Foi Bernardo quem tocou a campainha de Susanna, anos depois. Ele não se sentia nem um pouco nervoso ou desconfortável. Sentia-se confiante de que ela abriria a porta, o convidaria pra entrar, colocaria pra tocar uma música daquele tempo e permitiria que ele lesse sua mente outra vez.
E a (não tão mais) menina apareceu no portão. O sorriso estava diferente. O jeito de andar estava diferente. O cabelo, as roupas eram diferentes. Até o olhar ao vê-lo era outro: como se aquilo fosse uma surpresa estranha.
- Bernardo! – a voz não havia mudado.
- Que saudade.
- Quanto tempo.
- Dois anos, né?
- Quase três.
Ela falava como se insinuasse que aqueles quase-três-anos fossem uma vida inteira. 
- Vem, entra – Susanna estendeu o braço pra destrancar a fechadura e as cicatrizes ainda estavam lá. Talvez houvesse algumas mais. Talvez muitas. 
O rapaz a abraçou e ela correspondeu. O calor, a sensação de paz que aquilo sempre provocara também não havia mudado. Ele sentiu o cheiro de café e cigarros impregnados em sua pele, cabelos, roupas. Encarou-a por longos segundos quando se soltaram. Como se não pudesse decifrar a expressão da garota. 
E não podia.
Sentaram-se no sofá, ela nem ligou a TV, trouxe um bule com chá e desculpou-se porque não tinha nada pra comer. Podia oferecer biscoitos.
- Que formalidade é essa, Su? Parece que eu nem te conheço mais. Não sei mais nada da sua vida.
O sorriso de Susanna se desmanchou, ela encolheu os ombros.
- Nem eu da sua. 
- Logo a gente, eu pensava que ia te conhecer pra sempre.
- As pessoas não são as mesmas pra sempre.
- O sentimento é. – Eles se olharam nos olhos e Bernardo tentava, mais uma vez, sentir o que a garota sentia. Pensar o que a garota pensava. Mas ela apenas tentou disfarçar um sorrisinho de escárnio. – Não é?
Susanna não respondeu.
- Eu sempre me lembro de você. – ele insistiu.
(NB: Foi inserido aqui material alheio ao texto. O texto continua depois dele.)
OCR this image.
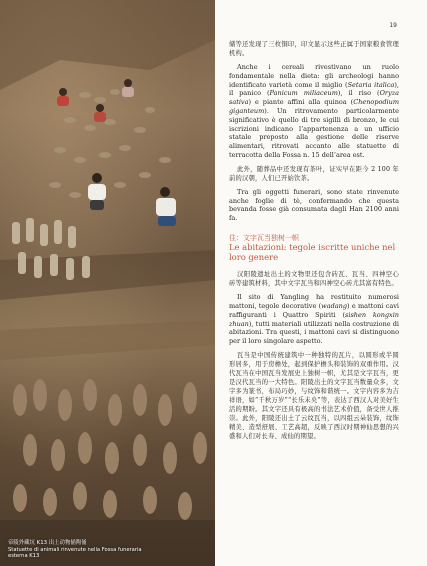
帝陵外藏坑 K13 出土动物俑陶俑
Statuette di animali rinvenute nella Fossa funeraria
esterna K13
19

储等还发现了三枚铜印，印文显示这些正属于国家粮食管理机构。

Anche i cereali rivestivano un ruolo fondamentale nella dieta: gli archeologi hanno identificato varietà come il miglio (Setaria italica), il panico (Panicum miliaceum), il riso (Oryza sativa) e piante affini alla quinoa (Chenopodium giganteum). Un ritrovamento particolarmente significativo è quello di tre sigilli di bronzo, le cui iscrizioni indicano l’appartenenza a un ufficio statale preposto alla gestione delle riserve alimentari, ritrovati accanto alle statuette di terracotta della Fossa n. 15 dell’area est.

此外，随葬品中还发现有茶叶，证实早在距今 2 100 年前的汉朝，人们已开始饮茶。

Tra gli oggetti funerari, sono state rinvenute anche foglie di tè, confermando che questa bevanda fosse già consumata dagli Han 2100 anni fa.

住：文字瓦当独树一帜
Le abitazioni: tegole iscritte uniche nel loro genere

汉阳陵遗址出土的文物里还包含砖瓦、瓦当、四神空心砖等建筑材料，其中文字瓦当和四神空心砖尤其富有特色。

Il sito di Yangling ha restituito numerosi mattoni, tegole decorative (wadang) e mattoni cavi raffiguranti i Quattro Spiriti (sishen kongxin zhuan), tutti materiali utilizzati nella costruzione di abitazioni. Tra questi, i mattoni cavi si distinguono per il loro singolare aspetto.

瓦当是中国传统建筑中一种独特的瓦片，以圆形或半圆形居多，用于房檐处，起到保护檐头和装饰的双重作用。汉代瓦当在中国瓦当发展史上独树一帜，尤其是文字瓦当，更是汉代瓦当的一大特色。阳陵出土的文字瓦当数量众多，文字多为篆书，布局巧妙，与纹饰和谐统一。文字内容多为吉祥语，如“千秋万岁”“长乐未央”等，表达了西汉人对美好生活的期盼。其文字还具有极高的书法艺术价值，备受世人推崇。此外，阳陵还出土了云纹瓦当，以四组云朵装饰，纹饰精美、造型舒展、工艺高超，反映了西汉时期神仙思想的兴盛和人们对长寿、成仙的期望。
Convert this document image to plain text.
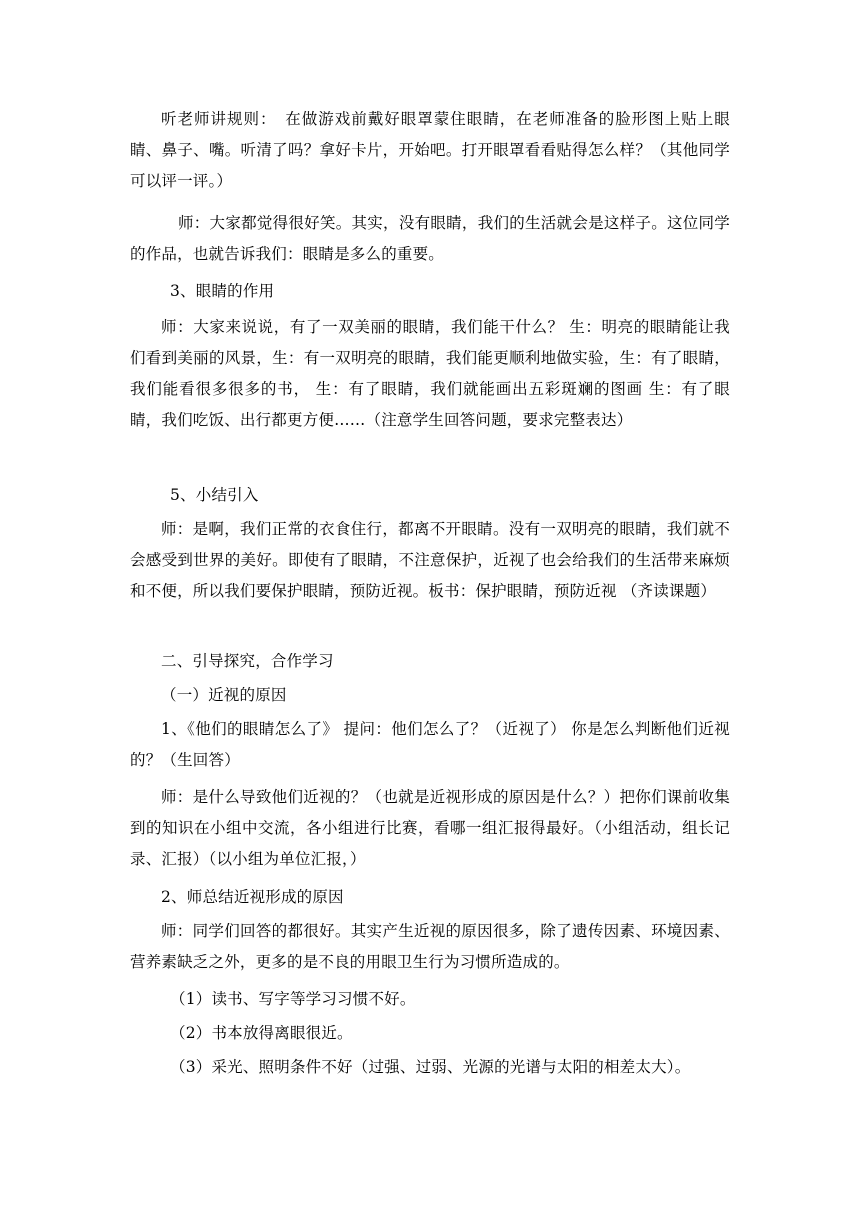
听老师讲规则：　在做游戏前戴好眼罩蒙住眼睛，在老师准备的脸形图上贴上眼睛、鼻子、嘴。听清了吗？拿好卡片，开始吧。打开眼罩看看贴得怎么样？（其他同学可以评一评。）

师：大家都觉得很好笑。其实，没有眼睛，我们的生活就会是这样子。这位同学的作品，也就告诉我们：眼睛是多么的重要。

3、眼睛的作用

师：大家来说说，有了一双美丽的眼睛，我们能干什么？ 生：明亮的眼睛能让我们看到美丽的风景，生：有一双明亮的眼睛，我们能更顺利地做实验，生：有了眼睛，我们能看很多很多的书， 生：有了眼睛，我们就能画出五彩斑斓的图画 生：有了眼睛，我们吃饭、出行都更方便……（注意学生回答问题，要求完整表达）

5、小结引入

师：是啊，我们正常的衣食住行，都离不开眼睛。没有一双明亮的眼睛，我们就不会感受到世界的美好。即使有了眼睛，不注意保护，近视了也会给我们的生活带来麻烦和不便，所以我们要保护眼睛，预防近视。板书：保护眼睛，预防近视 （齐读课题）

二、引导探究，合作学习

（一）近视的原因

1、《他们的眼睛怎么了》 提问：他们怎么了？（近视了） 你是怎么判断他们近视的？（生回答）

师：是什么导致他们近视的？（也就是近视形成的原因是什么？）把你们课前收集到的知识在小组中交流，各小组进行比赛，看哪一组汇报得最好。（小组活动，组长记录、汇报）（以小组为单位汇报，）

2、师总结近视形成的原因

师：同学们回答的都很好。其实产生近视的原因很多，除了遗传因素、环境因素、营养素缺乏之外，更多的是不良的用眼卫生行为习惯所造成的。

（1）读书、写字等学习习惯不好。

（2）书本放得离眼很近。

（3）采光、照明条件不好（过强、过弱、光源的光谱与太阳的相差太大）。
- Então por que nunca mais veio me ver?
O rapaz se calou.
- Você sempre me lembra de quem eu era. A menininha que você conhecia como a palma da mão. Só que eu não sou mais quem eu era. E você nunca foi quem eu pensei que fosse. – ela dizia tudo isso com o sorriso tranqüilo de quem não se deixava afetar.
- Sim, você cresceu. Eu também.
- Você pode ler minha mente? – ela repetiu a velha frase, tantas vezes dita naqueles momentos em que ela tinha vontade de gritar, mas não conseguia.
Bernardo ficou em silêncio por instantes enquanto tocava o a face, os cabelos, os lábios da menina e observava, pela primeira vez em um momento daqueles, um olhar corajoso que não se enchia de lágrimas. Ela permitiu que ele o fizesse por alguns instantes, depois segurou a mão dele e afastou-a de si.
- Não. – ele respondeu – Não posso mais.
Susanna respirou fundo e encheu sua xícara de chá. Depois deu de ombros.
- Perdão. As pessoas se afastam.
- Isso não deveria acontecer com a gente. – pausa. – Né?
- É natural as pessoas se afastarem, Bernardo.
- Não nós. O que você é pra mim nunca mudou.
- O que você foi pra mim nunca existiu. Já disse, perdão. Não tem nada pra comer. Eu só posso te oferecer biscoitos. Quer que eu sirva seu chá?